Saturday, August 15, 2009

debra-rezervations

hi friends.
I'm new to blogging, but am assured that if I feel that I have something to say this is the best way to get things off my chest.
First things first...hopefully my title will tell you that I'm a First Nation woman. I also do not live on a reserve.
I grew up in the times of Cowboys vs Indians and now find my self living in the time of Indians vs Indians. My mother was enfranchised (baned from her home reserve) when she married my father in 1939 and moved with him to a white town 150 miles away. She was a shy woman who was openly discriminated against by her in-laws and towns people alike. I can remember school children war-whooping at us as we did the grocery shopping. I also remember her being admonished to have her 1/2 breeds keep their dirty hands off the merchandise, unless she was buying it...nobody wants something you lot have been touching.My mother (or any Indian, for that matter) ran the very real risk of being arrested if they went into any establishment that had a liquor license, unless accompanied by a white person. It was against the law to sell liquor to Indians, according to the Indian Act. I also remember going to see my Granny and various relatives on the rez only to be told we needed a pass- book and needed to give an exact time when we would be leaving. The one time the car broke down before we were retrieved from Gran's house we were escorted to the end of the rez to wait off reserve land to be picked-up. This was by the order of the Indian Agent, a government employee who lived on reserve to enforce these laws. Why did the Chiefs allow their enfranchised women to be treated so badly? Why did't they fight for these women? Well again the Indian Act said that no native person would be allowed to hire a lawyer and that would be the way things stayed till the 1960's. That was my last visit there till long after my mothers passing and the law was changed and she was given her status back,as well as her children. But not her grandchildren. My Uncles who married out (the term for native/non-native marriages) had given status to their wives and any minor children they brought to the marriage. This was the govt. policy of paternal rule.

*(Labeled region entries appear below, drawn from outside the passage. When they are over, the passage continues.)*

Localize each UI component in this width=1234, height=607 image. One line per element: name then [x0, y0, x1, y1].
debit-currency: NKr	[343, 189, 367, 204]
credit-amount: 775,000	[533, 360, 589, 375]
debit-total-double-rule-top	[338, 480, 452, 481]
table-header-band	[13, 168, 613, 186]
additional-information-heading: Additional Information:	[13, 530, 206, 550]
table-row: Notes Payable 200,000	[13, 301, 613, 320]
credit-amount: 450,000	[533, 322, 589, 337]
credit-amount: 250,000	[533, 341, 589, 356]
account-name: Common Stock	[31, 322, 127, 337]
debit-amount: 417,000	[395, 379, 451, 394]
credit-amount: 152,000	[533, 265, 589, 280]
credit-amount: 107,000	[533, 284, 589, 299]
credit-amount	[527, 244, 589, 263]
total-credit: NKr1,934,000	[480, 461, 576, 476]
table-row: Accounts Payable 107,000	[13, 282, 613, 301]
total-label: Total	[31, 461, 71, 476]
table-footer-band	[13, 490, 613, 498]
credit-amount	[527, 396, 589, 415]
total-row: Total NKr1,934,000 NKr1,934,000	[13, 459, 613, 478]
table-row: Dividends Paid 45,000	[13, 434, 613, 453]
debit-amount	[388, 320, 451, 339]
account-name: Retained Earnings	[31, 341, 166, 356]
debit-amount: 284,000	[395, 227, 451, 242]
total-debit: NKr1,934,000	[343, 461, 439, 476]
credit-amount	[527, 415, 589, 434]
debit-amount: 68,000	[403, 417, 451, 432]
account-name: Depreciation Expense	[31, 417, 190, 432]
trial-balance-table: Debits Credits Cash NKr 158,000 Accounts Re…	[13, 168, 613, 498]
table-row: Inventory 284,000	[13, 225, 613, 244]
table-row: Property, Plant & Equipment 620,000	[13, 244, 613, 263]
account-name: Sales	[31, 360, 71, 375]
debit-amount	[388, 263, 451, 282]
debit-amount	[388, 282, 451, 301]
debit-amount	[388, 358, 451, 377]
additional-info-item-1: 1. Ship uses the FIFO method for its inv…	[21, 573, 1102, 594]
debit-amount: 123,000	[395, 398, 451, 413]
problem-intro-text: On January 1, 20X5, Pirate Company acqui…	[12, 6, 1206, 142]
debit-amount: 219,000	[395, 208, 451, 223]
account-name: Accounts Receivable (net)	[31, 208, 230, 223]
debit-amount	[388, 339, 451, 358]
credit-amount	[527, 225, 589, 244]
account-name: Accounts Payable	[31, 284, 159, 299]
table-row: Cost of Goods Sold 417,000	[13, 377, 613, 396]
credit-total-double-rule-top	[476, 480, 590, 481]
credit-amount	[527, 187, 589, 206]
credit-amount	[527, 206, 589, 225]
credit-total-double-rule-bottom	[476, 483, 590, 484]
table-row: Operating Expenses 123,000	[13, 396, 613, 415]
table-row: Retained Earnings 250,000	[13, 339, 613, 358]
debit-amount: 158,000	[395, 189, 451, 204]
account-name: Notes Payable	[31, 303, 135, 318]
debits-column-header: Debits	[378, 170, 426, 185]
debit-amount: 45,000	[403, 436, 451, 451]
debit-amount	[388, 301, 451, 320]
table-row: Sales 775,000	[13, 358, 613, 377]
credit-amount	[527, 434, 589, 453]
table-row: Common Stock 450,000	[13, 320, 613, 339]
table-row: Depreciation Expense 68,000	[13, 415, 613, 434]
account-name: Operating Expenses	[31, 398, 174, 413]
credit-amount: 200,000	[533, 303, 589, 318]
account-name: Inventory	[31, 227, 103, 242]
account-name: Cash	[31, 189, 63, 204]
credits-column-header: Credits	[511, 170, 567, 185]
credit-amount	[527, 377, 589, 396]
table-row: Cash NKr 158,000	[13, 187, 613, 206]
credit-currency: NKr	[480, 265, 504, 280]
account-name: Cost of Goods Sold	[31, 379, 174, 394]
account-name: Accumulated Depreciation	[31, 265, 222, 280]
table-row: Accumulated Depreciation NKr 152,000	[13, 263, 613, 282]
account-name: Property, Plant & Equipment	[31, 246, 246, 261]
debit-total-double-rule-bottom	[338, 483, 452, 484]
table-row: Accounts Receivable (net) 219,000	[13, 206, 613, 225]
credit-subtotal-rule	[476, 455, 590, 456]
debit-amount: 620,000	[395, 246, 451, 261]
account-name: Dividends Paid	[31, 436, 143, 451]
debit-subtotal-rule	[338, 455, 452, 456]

So when the act, to ammend the Indian act (a racist document that many 1st. nation people live under even to this day) was passed in 1985 after many years of court battles fought on grounds of sex discrimination I too got a status card, but one hitch not my children. None of the enfranchised womens grandchildren would be recognized. Enter Sharon McIvor. Sharon took a court challenge on the grounds of sex discrimination, citing the paternal rule, (men who married out till around the 1970s, still passed their their status to their wives) and thus she (as did many others across the country still had white in-laws, and their children with status, but not her children) She won in the lower courts and was on her way to the highest court in the land when all of the sudden the Harper Government cancelled the court challenges program. Now the court challenge program is at the very heart of democrocy. If the citizenery isn't allowed to bring legal challenge against their Governments, then that assumes that the Government is infalliable, and then we live not in a democory but a dictarorship. The Aboriginal Women's Association then got behind the court challenge and began fund raising to continue the fight for an end to the discrimanation of aboriginal women. Then in late June of this year the minister of Indian and Northern Affairs Canada Chuck Strul made the announcement that they will be consulting with the AFN (Assembly of First Nations) and the Aboriginal Women's Association through out the summer to address this issue, and set the month of April 2010 as the time they should start to give status to the second generation.